VAR2 B l’on escarmouche

Lettres Persanes

LETTRE CXXVIII.

Rica au même.

Je retournai le lendemain à cette Bibliotheque, où je trouvai tout un autre homme, que celui que j’avois vû la premiere fois : son air étoit simple ; sa physionomie spirituelle, & son abord très-affable. Dès que je lui eus fait connoître ma curiosité, il se mit en devoir de la satisfaire, & même en qualité d’étranger, de m’instruire.

Mon Pere, lui dis-je, quels sont ces gros Volumes qui tiennent tout ce côté de Bibliotheque ? Ce sont, me dit-il, les Interpretes de l’Ecriture.
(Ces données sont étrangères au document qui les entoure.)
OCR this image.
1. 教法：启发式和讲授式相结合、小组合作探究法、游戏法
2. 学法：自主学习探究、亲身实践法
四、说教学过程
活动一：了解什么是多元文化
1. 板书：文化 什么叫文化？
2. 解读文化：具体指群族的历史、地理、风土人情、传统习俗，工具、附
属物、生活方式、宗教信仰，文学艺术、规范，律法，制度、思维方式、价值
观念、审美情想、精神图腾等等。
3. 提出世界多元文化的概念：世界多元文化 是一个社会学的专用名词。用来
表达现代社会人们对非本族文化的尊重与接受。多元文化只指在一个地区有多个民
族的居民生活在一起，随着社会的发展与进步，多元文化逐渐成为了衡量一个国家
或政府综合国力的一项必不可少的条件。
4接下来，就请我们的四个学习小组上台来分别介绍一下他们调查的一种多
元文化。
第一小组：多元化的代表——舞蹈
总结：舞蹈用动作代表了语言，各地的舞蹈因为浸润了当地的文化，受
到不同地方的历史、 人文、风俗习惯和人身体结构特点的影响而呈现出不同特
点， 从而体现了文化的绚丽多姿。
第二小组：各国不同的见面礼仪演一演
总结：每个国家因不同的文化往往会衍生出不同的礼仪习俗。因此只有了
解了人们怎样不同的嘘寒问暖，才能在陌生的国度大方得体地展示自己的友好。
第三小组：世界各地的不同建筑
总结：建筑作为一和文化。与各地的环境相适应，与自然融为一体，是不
Il y en a un grand nombre, lui repartis-je ; il faut que l’Ecriture fût bien obscure autrefois, & bien claire à present ; reste-t-il encore quelques doutes ? Peut-il y avoir des points contestez ? S’il y en a, bon Dieu, s’il y en a, me répondit-il ! Il y en a presqu’autant que de lignes 1 . Oui, lui dis-je ? & qu’ont donc fait tous ces Auteurs ? Ces Auteurs, me repartit-il, n’ont point cherché dans l’Ecriture ce qu’il faut croire ; mais ce qu’ils croyent eux-mêmes : ils ne l’ont point regardée comme un Livre, où étoient contenus les Dogmes qu’ils devoient recevoir ; mais un Ouvrage qui pourroit donner de l’autorité à leurs propres idées : c’est pour cela qu’ils en ont corrompu tous les sens, & ont donné la torture à tous les passages : C’est un Pays où les hommes de toutes les Sectes font des descentes, & vont comme au pillage : c’est un champ de bataille où les Nations Ennemies qui se rencontrent, livrent bien des Combats, où l’on s’attaque, où l’on s’escarmouche 2 de bien des manieres 3 .

Tout près de là vous voyez les Livres Ascetiques, ou de Devotion 4  : Ensuite les Livres de Morale bien plus utiles 5  : Ceux de Theologie doublement inintelligibles, & par la matiere qui y est traitée, & par la maniere de la traiter. Les ouvrages des Mystiques ; c’est à dire des devots, qui ont le cœur tendre. Ah mon Pere, lui dis-je, un moment, n’allez pas si vite ; parlez-moi de ces Mystiques. Monsieur, dit-il, la devotion échauffe un cœur disposé à la tendresse, & lui fait envoyer des esprits au cerveau, qui l’échauffent de même, d’où naissent les extases, & les ravissemens. Cet état est le delire de la devotion 6  : souvent il se perfectionne, ou plûtôt dégénere en Quietisme 7  : vous sçavez qu’un Quietiste n’est autre chose qu’un homme fou, devot, & libertin 8 .

Voyez les Casuistes qui mettent au jour les secrets de la nuit 9  ; qui forment dans leur imagination tous les monstres, que le Demon d’Amour peut produire ; les rassemblent, les comparent, & en font l’objet éternel de leurs pensées : heureux si leur cœur ne se met pas de la partie, & ne devient pas lui-même complice de tant d’égaremens si naïvement decrits, & si nuëment peints 10 .

Vous voyez, Monsieur, que je pense librement, & que je vous dis tout ce que je pense ; je suis naturellement naïf, & plus encore avec vous qui êtes un Etranger, qui voulez sçavoir les choses, & les sçavoir telles qu’elles sont : si je voulois, je ne vous parlerois de tout ceci qu’avec admiration : je vous dirois sans cesse ; cela est divin ; cela est respectable ; il y a du merveilleux : & il en arriveroit de deux choses l’une ; ou que je vous tromperois ; ou que je me deshonorerois dans votre esprit.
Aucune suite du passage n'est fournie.